Step 6: Incorporate Scenario Stress Testing
Another form of stress testing, scenario testing, considers how changes in various circumstances can affect different risk levels. ALCOs should develop scenarios based on expected and unexpected economic and market forecasts and explore how these possible scenarios could impact the credit union’s performance relative to the capital plan objectives.

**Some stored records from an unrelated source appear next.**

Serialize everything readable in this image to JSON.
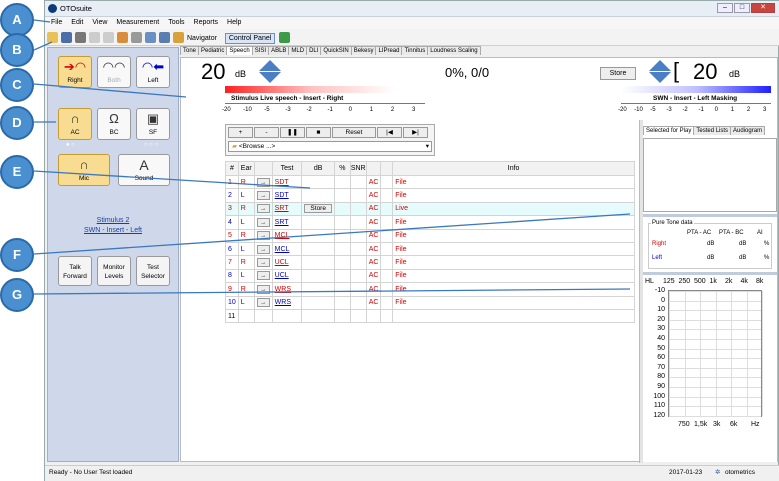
{
  "callouts": [
    "A",
    "B",
    "C",
    "D",
    "E",
    "F",
    "G"
  ],
  "app_title": "OTOsuite",
  "menu": [
    "File",
    "Edit",
    "View",
    "Measurement",
    "Tools",
    "Reports",
    "Help"
  ],
  "toolbar": {
    "navigator": "Navigator",
    "control_panel": "Control Panel"
  },
  "left": {
    "right": "Right",
    "both": "Both",
    "left": "Left",
    "ac": "AC",
    "bc": "BC",
    "sf": "SF",
    "mic": "Mic",
    "sound": "Sound",
    "sound_letter": "A",
    "stimulus_line1": "Stimulus 2",
    "stimulus_line2": "SWN - Insert - Left",
    "talk": "Talk Forward",
    "monitor": "Monitor Levels",
    "test_selector": "Test Selector"
  },
  "tabs": [
    "Tone",
    "Pediatric",
    "Speech",
    "SISI",
    "ABLB",
    "MLD",
    "DLI",
    "QuickSIN",
    "Bekesy",
    "LIPread",
    "Tinnitus",
    "Loudness Scaling"
  ],
  "active_tab": "Speech",
  "stim": {
    "value": "20",
    "unit": "dB",
    "caption": "Stimulus  Live speech - Insert - Right",
    "score": "0%, 0/0",
    "store": "Store"
  },
  "mask": {
    "value": "20",
    "unit": "dB",
    "caption": "SWN - Insert - Left  Masking",
    "bracket": "["
  },
  "scale": [
    "-20",
    "-10",
    "-5",
    "-3",
    "-2",
    "-1",
    "0",
    "1",
    "2",
    "3"
  ],
  "controls": {
    "plus": "+",
    "minus": "-",
    "pause": "❚❚",
    "stop": "■",
    "reset": "Reset",
    "prev": "|◀",
    "next": "▶|",
    "browse": "<Browse ...>"
  },
  "columns": [
    "#",
    "Ear",
    "",
    "Test",
    "dB",
    "%",
    "SNR",
    "",
    "",
    "Info"
  ],
  "rows": [
    {
      "n": "1",
      "ear": "R",
      "test": "SDT",
      "tr": "AC",
      "info": "File",
      "c": "red"
    },
    {
      "n": "2",
      "ear": "L",
      "test": "SDT",
      "tr": "AC",
      "info": "File",
      "c": "blue"
    },
    {
      "n": "3",
      "ear": "R",
      "test": "SRT",
      "tr": "AC",
      "info": "Live",
      "c": "red",
      "store": "Store"
    },
    {
      "n": "4",
      "ear": "L",
      "test": "SRT",
      "tr": "AC",
      "info": "File",
      "c": "blue"
    },
    {
      "n": "5",
      "ear": "R",
      "test": "MCL",
      "tr": "AC",
      "info": "File",
      "c": "red"
    },
    {
      "n": "6",
      "ear": "L",
      "test": "MCL",
      "tr": "AC",
      "info": "File",
      "c": "blue"
    },
    {
      "n": "7",
      "ear": "R",
      "test": "UCL",
      "tr": "AC",
      "info": "File",
      "c": "red"
    },
    {
      "n": "8",
      "ear": "L",
      "test": "UCL",
      "tr": "AC",
      "info": "File",
      "c": "blue"
    },
    {
      "n": "9",
      "ear": "R",
      "test": "WRS",
      "tr": "AC",
      "info": "File",
      "c": "red"
    },
    {
      "n": "10",
      "ear": "L",
      "test": "WRS",
      "tr": "AC",
      "info": "File",
      "c": "blue"
    },
    {
      "n": "11",
      "ear": "",
      "test": "",
      "tr": "",
      "info": "",
      "c": ""
    }
  ],
  "right_tabs": [
    "Selected for Play",
    "Tested Lists",
    "Audiogram"
  ],
  "pta": {
    "title": "Pure Tone data",
    "ac": "PTA - AC",
    "bc": "PTA - BC",
    "ai": "AI",
    "right": "Right",
    "left": "Left",
    "db": "dB",
    "pct": "%"
  },
  "audiogram": {
    "hl": "HL",
    "freqs": [
      "125",
      "250",
      "500",
      "1k",
      "2k",
      "4k",
      "8k"
    ],
    "levels": [
      "-10",
      "0",
      "10",
      "20",
      "30",
      "40",
      "50",
      "60",
      "70",
      "80",
      "90",
      "100",
      "110",
      "120"
    ],
    "bottom": [
      "750",
      "1,5k",
      "3k",
      "6k",
      "Hz"
    ]
  },
  "status": {
    "left": "Ready - No User Test loaded",
    "date": "2017-01-23",
    "brand": "otometrics"
  }
}
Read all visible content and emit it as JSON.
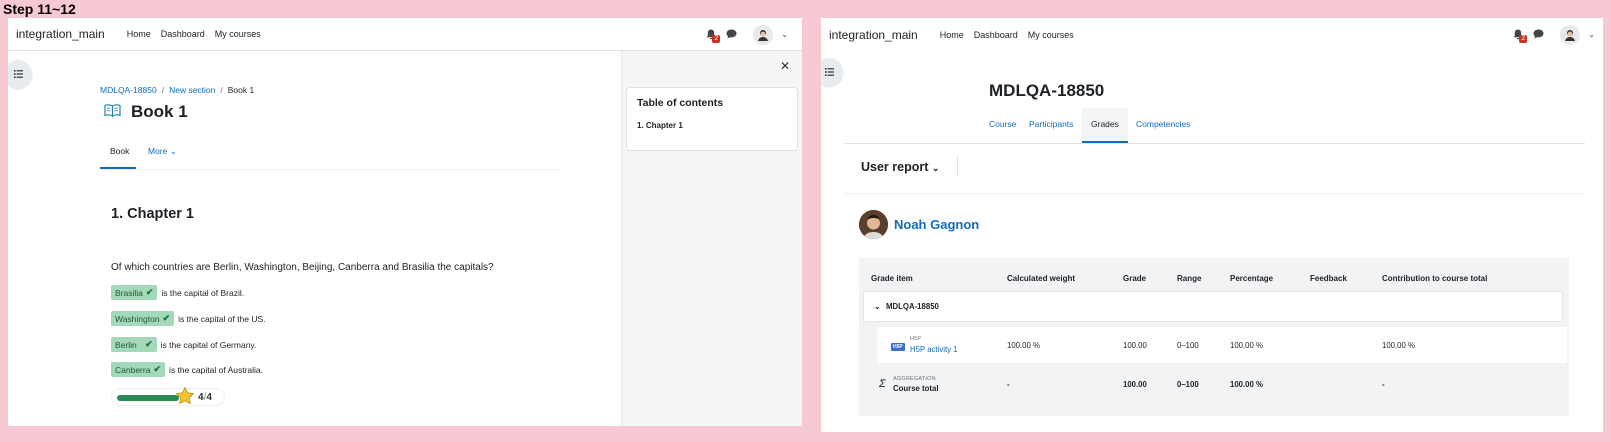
{
  "step_label": "Step 11~12",
  "left": {
    "navbar": {
      "brand": "integration_main",
      "links": [
        "Home",
        "Dashboard",
        "My courses"
      ],
      "notification_count": "2"
    },
    "breadcrumb": [
      "MDLQA-18850",
      "New section",
      "Book 1"
    ],
    "page_title": "Book 1",
    "tabs": [
      "Book",
      "More"
    ],
    "chapter_title": "1. Chapter 1",
    "question": "Of which countries are Berlin, Washington, Beijing, Canberra and Brasilia the capitals?",
    "drop_rows": [
      {
        "answer": "Brasilia",
        "text": "is the capital of Brazil."
      },
      {
        "answer": "Washington",
        "text": "is the capital of the US."
      },
      {
        "answer": "Berlin",
        "text": "is the capital of Germany."
      },
      {
        "answer": "Canberra",
        "text": "is the capital of Australia."
      }
    ],
    "score": {
      "earned": "4",
      "sep": "/",
      "total": "4",
      "fraction": 1.0
    },
    "toc": {
      "title": "Table of contents",
      "items": [
        "1. Chapter 1"
      ]
    }
  },
  "right": {
    "navbar": {
      "brand": "integration_main",
      "links": [
        "Home",
        "Dashboard",
        "My courses"
      ],
      "notification_count": "2"
    },
    "course_title": "MDLQA-18850",
    "tabs": [
      "Course",
      "Participants",
      "Grades",
      "Competencies"
    ],
    "active_tab": "Grades",
    "report_selector": "User report",
    "user_name": "Noah Gagnon",
    "table": {
      "headers": [
        "Grade item",
        "Calculated weight",
        "Grade",
        "Range",
        "Percentage",
        "Feedback",
        "Contribution to course total"
      ],
      "category": "MDLQA-18850",
      "item": {
        "type_label": "H5P",
        "name": "H5P activity 1",
        "weight": "100.00 %",
        "grade": "100.00",
        "range": "0–100",
        "percentage": "100.00 %",
        "feedback": "",
        "contribution": "100.00 %"
      },
      "total": {
        "type_label": "AGGREGATION",
        "name": "Course total",
        "weight": "-",
        "grade": "100.00",
        "range": "0–100",
        "percentage": "100.00 %",
        "feedback": "",
        "contribution": "-"
      }
    }
  },
  "colors": {
    "background": "#f7c9d2",
    "link": "#0f6cbf",
    "correct_pill": "#a3d8b8",
    "score_bar": "#2a8a56",
    "badge": "#ca3120"
  }
}
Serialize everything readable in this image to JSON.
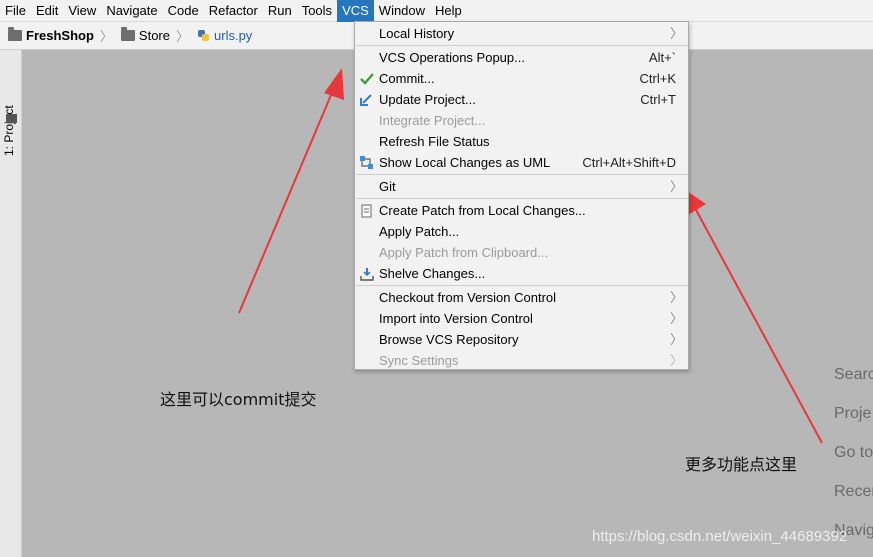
{
  "menubar": {
    "items": [
      "File",
      "Edit",
      "View",
      "Navigate",
      "Code",
      "Refactor",
      "Run",
      "Tools",
      "VCS",
      "Window",
      "Help"
    ],
    "active": "VCS"
  },
  "breadcrumb": {
    "project": "FreshShop",
    "folder": "Store",
    "file": "urls.py"
  },
  "toolwindow": {
    "project_label": "1: Project"
  },
  "vcs_menu": {
    "local_history": "Local History",
    "vcs_operations_popup": "VCS Operations Popup...",
    "vcs_operations_popup_shortcut": "Alt+`",
    "commit": "Commit...",
    "commit_shortcut": "Ctrl+K",
    "update_project": "Update Project...",
    "update_project_shortcut": "Ctrl+T",
    "integrate_project": "Integrate Project...",
    "refresh_file_status": "Refresh File Status",
    "show_local_changes_uml": "Show Local Changes as UML",
    "show_local_changes_uml_shortcut": "Ctrl+Alt+Shift+D",
    "git": "Git",
    "create_patch": "Create Patch from Local Changes...",
    "apply_patch": "Apply Patch...",
    "apply_patch_clipboard": "Apply Patch from Clipboard...",
    "shelve_changes": "Shelve Changes...",
    "checkout_vc": "Checkout from Version Control",
    "import_vc": "Import into Version Control",
    "browse_vcs_repo": "Browse VCS Repository",
    "sync_settings": "Sync Settings"
  },
  "editor_hints": [
    "Searc",
    "Proje",
    "Go to",
    "Recer",
    "Navig"
  ],
  "annotations": {
    "commit_note": "这里可以commit提交",
    "more_note": "更多功能点这里"
  },
  "watermark": "https://blog.csdn.net/weixin_44689392",
  "colors": {
    "accent": "#2675bf",
    "arrow": "#e8373a",
    "check": "#3f9b3f",
    "update": "#2f7fd1"
  }
}
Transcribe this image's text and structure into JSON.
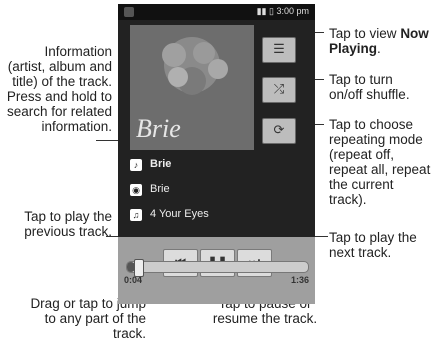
{
  "status": {
    "time": "3:00 pm"
  },
  "album_art": {
    "text": "Brie"
  },
  "track": {
    "artist": "Brie",
    "album": "Brie",
    "title": "4 Your Eyes"
  },
  "player": {
    "elapsed": "0:04",
    "duration": "1:36",
    "progress_fraction": 0.04,
    "icons": {
      "now_playing": "list-icon",
      "shuffle": "shuffle-icon",
      "repeat": "repeat-icon",
      "prev": "previous-track-icon",
      "pause": "pause-icon",
      "next": "next-track-icon"
    }
  },
  "callouts": {
    "info": "Information (artist, album and title) of the track. Press and hold to search for related information.",
    "prev": "Tap to play the previous track.",
    "drag": "Drag or tap to jump to any part of the track.",
    "pause": "Tap to pause or resume the track.",
    "now_playing_prefix": "Tap to view",
    "now_playing_bold": "Now Playing",
    "now_playing_suffix": ".",
    "shuffle": "Tap to turn on/off shuffle.",
    "repeat": "Tap to choose repeating mode (repeat off, repeat all, repeat the current track).",
    "next": "Tap to play the next track."
  }
}
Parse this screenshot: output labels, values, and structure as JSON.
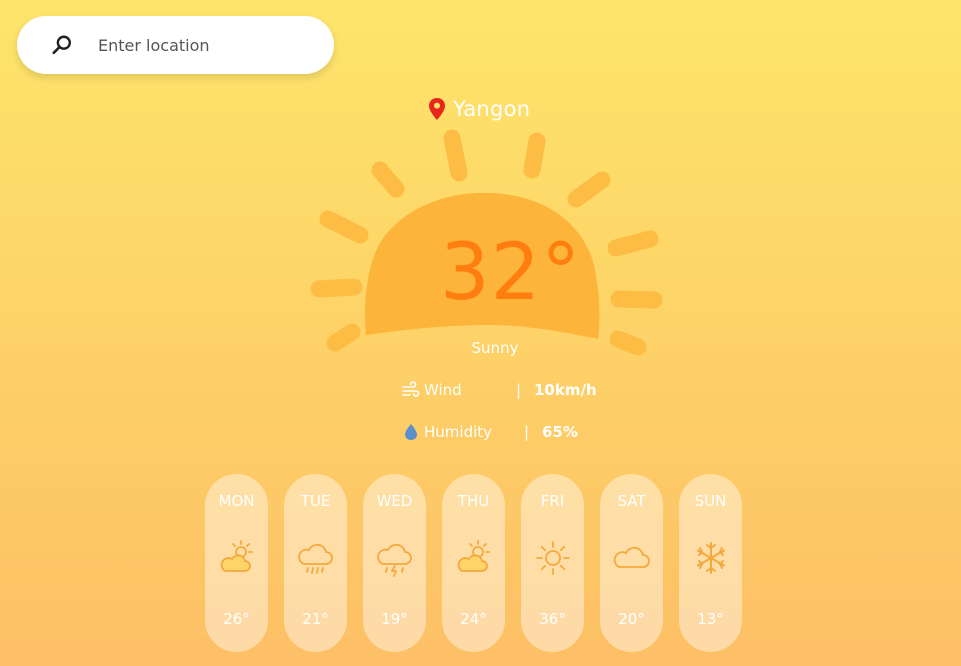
{
  "search": {
    "placeholder": "Enter location",
    "icon": "search-icon"
  },
  "location": {
    "icon": "map-pin-icon",
    "city": "Yangon"
  },
  "current": {
    "temperature": "32°",
    "condition": "Sunny",
    "icon": "sun-icon"
  },
  "stats": {
    "wind": {
      "icon": "wind-icon",
      "label": "Wind",
      "separator": "|",
      "value": "10km/h"
    },
    "humidity": {
      "icon": "droplet-icon",
      "label": "Humidity",
      "separator": "|",
      "value": "65%"
    }
  },
  "forecast": [
    {
      "day": "MON",
      "icon": "partly-sunny-icon",
      "temp": "26°"
    },
    {
      "day": "TUE",
      "icon": "rain-cloud-icon",
      "temp": "21°"
    },
    {
      "day": "WED",
      "icon": "thunderstorm-icon",
      "temp": "19°"
    },
    {
      "day": "THU",
      "icon": "partly-sunny-icon",
      "temp": "24°"
    },
    {
      "day": "FRI",
      "icon": "sun-icon",
      "temp": "36°"
    },
    {
      "day": "SAT",
      "icon": "cloud-icon",
      "temp": "20°"
    },
    {
      "day": "SUN",
      "icon": "snowflake-icon",
      "temp": "13°"
    }
  ],
  "colors": {
    "background_top": "#fde56b",
    "background_bottom": "#fdbf66",
    "temperature": "#ff7e0f",
    "sun_body": "#fdb43a",
    "pin": "#e8261b",
    "forecast_icon": "#f4a93d"
  }
}
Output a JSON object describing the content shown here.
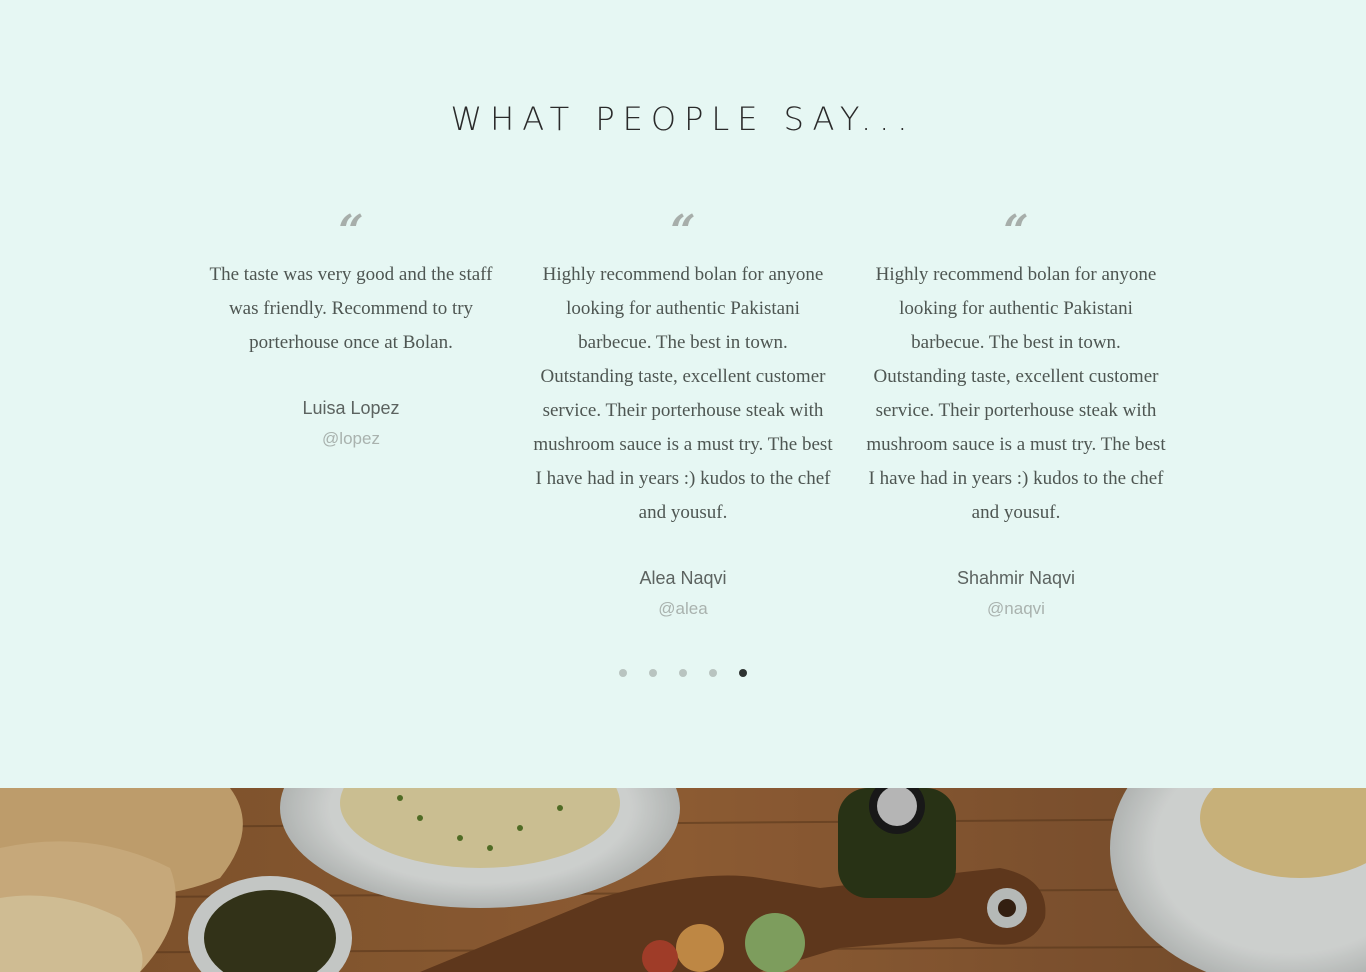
{
  "section": {
    "title": "WHAT PEOPLE SAY..."
  },
  "testimonials": [
    {
      "quote": "The taste was very good and the staff was friendly. Recommend to try porterhouse once at Bolan.",
      "name": "Luisa Lopez",
      "handle": "@lopez"
    },
    {
      "quote": "Highly recommend bolan for anyone looking for authentic Pakistani barbecue. The best in town. Outstanding taste, excellent customer service. Their porterhouse steak with mushroom sauce is a must try. The best I have had in years :) kudos to the chef and yousuf.",
      "name": "Alea Naqvi",
      "handle": "@alea"
    },
    {
      "quote": "Highly recommend bolan for anyone looking for authentic Pakistani barbecue. The best in town. Outstanding taste, excellent customer service. Their porterhouse steak with mushroom sauce is a must try. The best I have had in years :) kudos to the chef and yousuf.",
      "name": "Shahmir Naqvi",
      "handle": "@naqvi"
    }
  ],
  "quote_glyph": "“",
  "pagination": {
    "count": 5,
    "active_index": 4
  },
  "colors": {
    "background": "#e6f7f3",
    "title": "#2a2a2a",
    "quote_mark": "#a7aeaa",
    "text": "#4e5652",
    "handle": "#a9b2ae",
    "dot": "#b9c4c0",
    "dot_active": "#2e3331"
  },
  "photo": {
    "icon": "food-table-photo"
  }
}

Scenario testing is an extension of a good projection process. Projections, like the annual budget, make some assumptions about market conditions, risk levels, growth, and pricing. Scenario testing takes the combined result of the projection and includes the forecast with information from individual sensitivity tests. For example, a forecast may look satisfactory in the initial projection, but if the projection is recalculated in scenario testing to include changes to the top two or three risk factors, will the credit union’s financial performance remain on track?
Step 7: Educate and Train
To understand new roles, regulations, responsibilities and controls, both the board and the credit union’s staff must understand the changes and how they will be. To create a more dynamic ALCO, it’s important to establish a regular cadence of one-on-one training and regular education for key stakeholders to ensure alignment with responsibilities and consistent decision-making.
While the continued use of stand-alone ALM solutions may suffice for regulators, it may not meet the needs of shareholders. It may also leave opportunities on the table that can help drive our economy. Willingness to manage risk has long been the hallmark of local decision-making, and to ensure that is done well, a broader, more comprehensive approach to risk measurement must be taken.
Financial institutions have the opportunity to manage risk and add strategic value in the ALCO process if they take the time to develop an ALCO process that goes beyond simply “checking the box” of compliance. By following these seven steps, your credit union can identify the areas of highest need in your ALCO process in order to take your asset/liability risk management to a more robust and meaningful level.
Dave Koch is managing director of advisory services for Abrigo, Austin, Texas.